Building information modelling (BIM) – and especially BIM Level 2 – has been the catchphrase for new and more efficient ways of working in construction since the government mandate started in 2011. It was referred to as a BIM ‘level’ because the idea was to carry on making the process better and more efficient.
The BIM acronym, however, has taken on a bit of a specialised meaning in recent years. As a result, the work going on to define what the next iteration will be has dropped the moniker and, instead, is using the phrase Digital Built Britain (DBB).
That’s all well and good, but what does DBB mean to people who work in construction? Right now, no-one knows the exact answer to that question – the processes are still being defined – but the basic concepts can be seen in Figure 1. Let’s have a look at what that might mean for us in building services.
Generally speaking, BIM Level 2 focuses on design and construction processes, standardising the approach and levelling the playing field for allcomers. It is the starting block for what will come next, which will have a much wider remit and look more closely at built assets in operation – how they interact with people and offer them digital services.
A workshop, hosted by the University of Cambridge in early April, invited practitioners and academics to start fleshing out what processes and projects could be run to make the ambitions of DBB a reality. It was an exhausting two days of intense thought and information exchange – and from these discussions came a bewildering array of possible projects and research ideas. We rationalised these into functional groups and voted for the ones we thought would best serve our industry.
High on the list of topics discussed was harnessing sensors to offer far more than building controls. What would happen, for example, if we made data available from a multitude of built assets – about how they are functioning, where people are, what energy they are using and what energy they could be harvesting? Could we start to understand what triggers are causing spikes in energy demand, and ramp up other energy sources to balance the loads? What would be the security implications of doing that? Who would look after the data and how do we democratise it?
Our challenge is to offer the spine through which data can travel into and out of projects
All big questions, but some of the answers are even bigger. We could employ built assets as energy stores, to mitigate spikes in demand.
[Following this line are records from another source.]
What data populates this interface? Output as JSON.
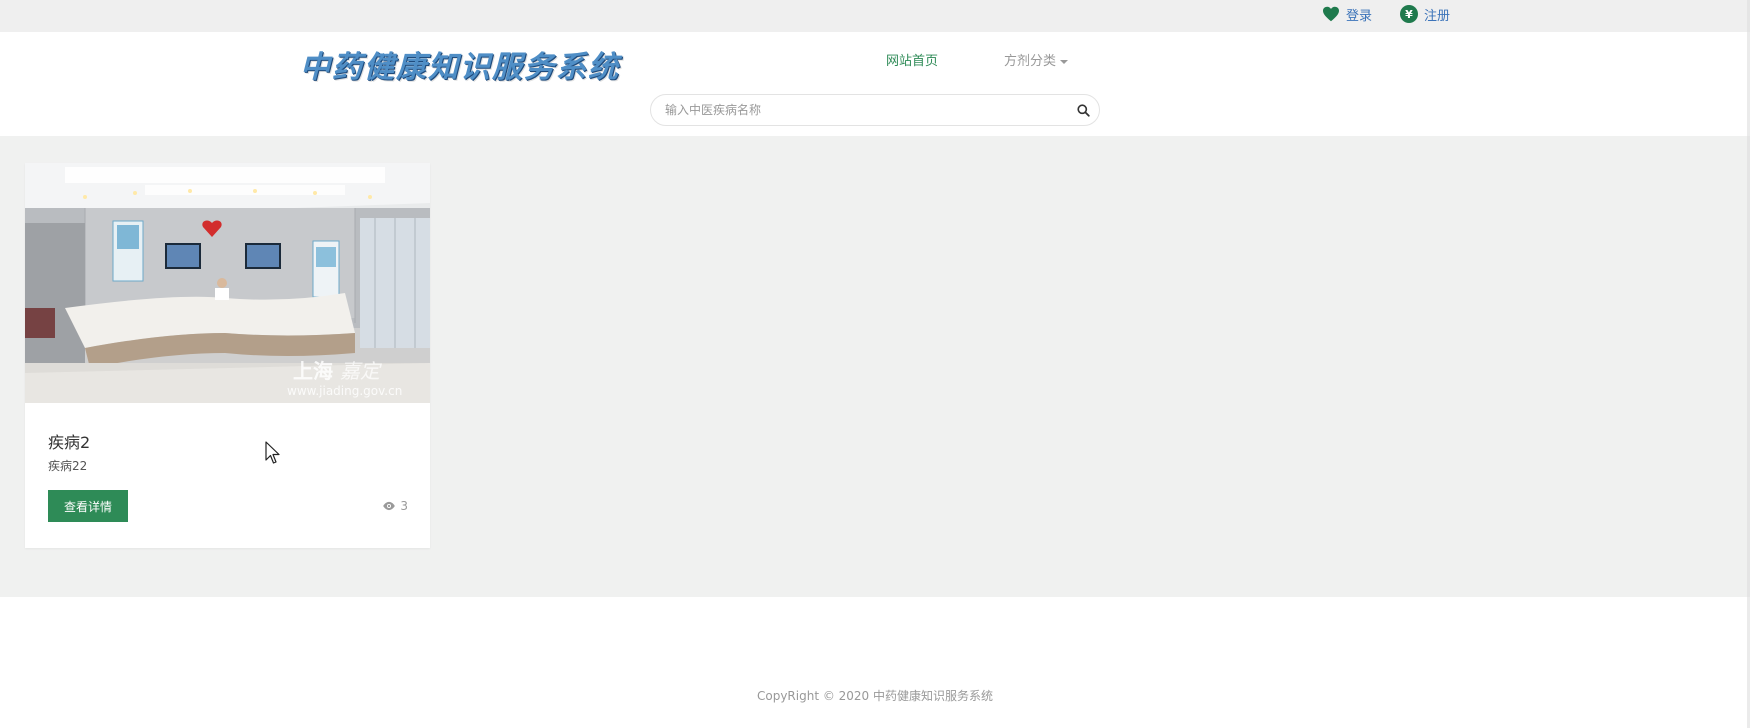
{
  "top_bar": {
    "login_label": "登录",
    "register_label": "注册",
    "login_icon": "heart-icon",
    "register_icon": "yen-icon"
  },
  "header": {
    "logo_text": "中药健康知识服务系统",
    "nav": [
      {
        "label": "网站首页",
        "active": true
      },
      {
        "label": "方剂分类",
        "dropdown": true
      }
    ],
    "search": {
      "placeholder": "输入中医疾病名称",
      "value": "",
      "icon": "search-icon"
    }
  },
  "main": {
    "cards": [
      {
        "title": "疾病2",
        "subtitle": "疾病22",
        "button_label": "查看详情",
        "views": "3",
        "image": {
          "watermark_main": "上海",
          "watermark_mark": "嘉定",
          "watermark_url": "www.jiading.gov.cn"
        }
      }
    ]
  },
  "footer": {
    "copyright": "CopyRight © 2020 中药健康知识服务系统"
  },
  "colors": {
    "accent": "#2e8b57",
    "link": "#3b73b9",
    "logo": "#4f8ec6"
  }
}
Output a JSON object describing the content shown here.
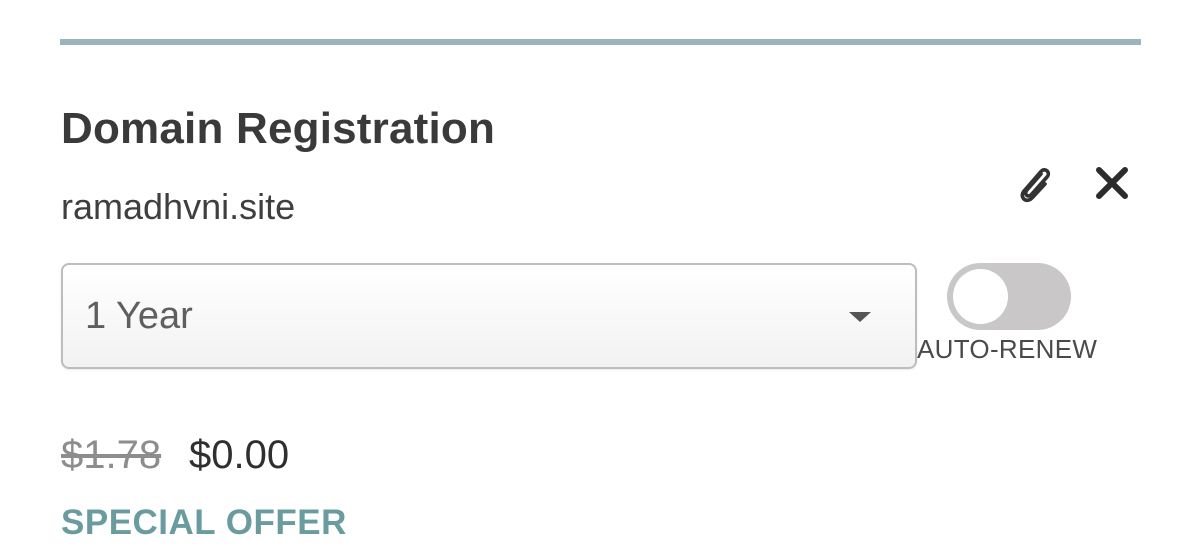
{
  "item": {
    "title": "Domain Registration",
    "domain": "ramadhvni.site"
  },
  "actions": {
    "attach_icon": "paperclip-icon",
    "remove_icon": "close-icon"
  },
  "term_select": {
    "value": "1 Year"
  },
  "auto_renew": {
    "label": "AUTO-RENEW",
    "enabled": false
  },
  "pricing": {
    "original": "$1.78",
    "current": "$0.00",
    "badge": "SPECIAL OFFER"
  },
  "colors": {
    "divider": "#97b5bb",
    "offer": "#6a9b9f",
    "toggle_off": "#c9c7c8"
  }
}
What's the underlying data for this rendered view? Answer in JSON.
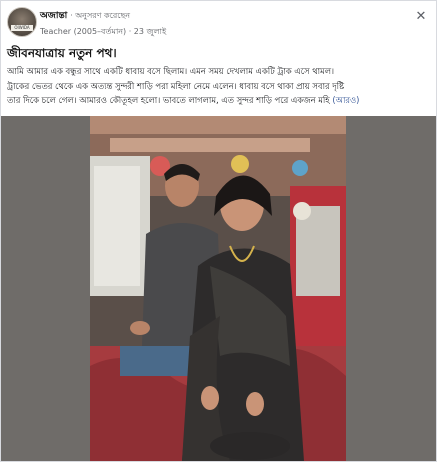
{
  "post": {
    "author": "অজান্তা",
    "follow_text": "· অনুসরণ করেছেন",
    "meta": "Teacher (2005–বর্তমান) · 23 জুলাই",
    "title": "জীবনযাত্রায় নতুন পথ।",
    "body_lines": [
      "আমি আমার এক বন্ধুর সাথে একটি ধাবায় বসে ছিলাম। এমন সময় দেখলাম একটি ট্রাক এসে থামল।",
      "ট্রাকের ভেতর থেকে এক অত্যন্ত সুন্দরী শাড়ি পরা মহিলা নেমে এলেন। ধাবায় বসে থাকা প্রায় সবার দৃষ্টি",
      "তার দিকে চলে গেল। আমারও কৌতূহল হলো। ভাবতে লাগলাম, এত সুন্দর শাড়ি পরে একজন মহি"
    ],
    "see_more": "(আরও)"
  },
  "avatar": {
    "label": "OIWIDA"
  },
  "icons": {
    "close": "close-icon"
  },
  "colors": {
    "link": "#385898",
    "meta": "#65676b",
    "media_bg": "#6f6c69"
  }
}
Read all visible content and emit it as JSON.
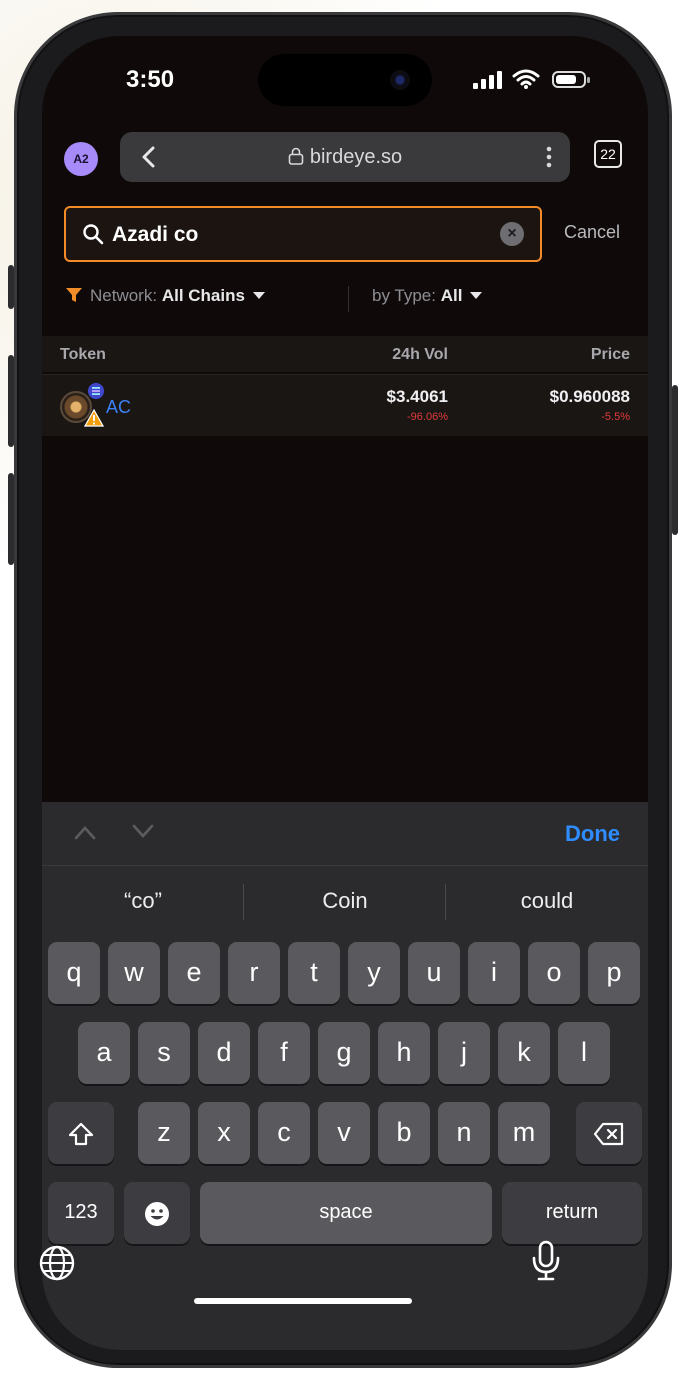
{
  "status_bar": {
    "time": "3:50"
  },
  "browser": {
    "avatar_label": "A2",
    "url": "birdeye.so",
    "tab_count": "22"
  },
  "search": {
    "query": "Azadi co",
    "cancel_label": "Cancel"
  },
  "filters": {
    "network_label": "Network:",
    "network_value": "All Chains",
    "type_label": "by Type:",
    "type_value": "All"
  },
  "table": {
    "headers": {
      "token": "Token",
      "volume": "24h Vol",
      "price": "Price"
    },
    "rows": [
      {
        "symbol": "AC",
        "volume": "$3.4061",
        "volume_change": "-96.06%",
        "price": "$0.960088",
        "price_change": "-5.5%"
      }
    ]
  },
  "keyboard": {
    "done_label": "Done",
    "suggestions": [
      "“co”",
      "Coin",
      "could"
    ],
    "row1": [
      "q",
      "w",
      "e",
      "r",
      "t",
      "y",
      "u",
      "i",
      "o",
      "p"
    ],
    "row2": [
      "a",
      "s",
      "d",
      "f",
      "g",
      "h",
      "j",
      "k",
      "l"
    ],
    "row3": [
      "z",
      "x",
      "c",
      "v",
      "b",
      "n",
      "m"
    ],
    "numbers_label": "123",
    "space_label": "space",
    "return_label": "return"
  },
  "colors": {
    "accent_orange": "#f28c28",
    "negative_red": "#e23b3b",
    "link_blue": "#3b82f6",
    "done_blue": "#2f8cff"
  }
}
We could use the batteries of parked electric cars to flatten out the load requirement; let unoccupied spaces get a little warmer or cooler to save on air conditioning and heating loads; use sensors in light fittings to find out where – and when –people go in buildings with uncertain occupancy profiles, such as museums, hospitals or schools. We can understand the flow of people through a supermarket to help us better comprehend behaviour and, in real time, make changes that benefit the customer, as well as the store.
We already have presence detectors at train stations to modulate the volume of announcements – but, if we store and democratise that data, we could let rail companies understand, in real time, how many carriages are required. Taxi companies could predict how much custom they might get from each train – and how late they are going to be. If the connecting bus is already full, more taxis will be needed; this information can help that. The possibilities are endless, limited only by our imaginations; but the point is, without generating data – and, from that data, meaningful information – none of this will be possible.
A lot of the data from building assets will be generated by the building services systems. We design into them all sorts of sensors already and these can provide the data infrastructure that will fuel Digital Built Britain.
Our challenge is to offer not only the building services, but the spine through which data can travel into and out of our projects. This must happen securely, in real time, and in a format that is consumable by the apps that will turn it from noise into meaningful insight. How will we do this? I have no idea, but it sounds cool.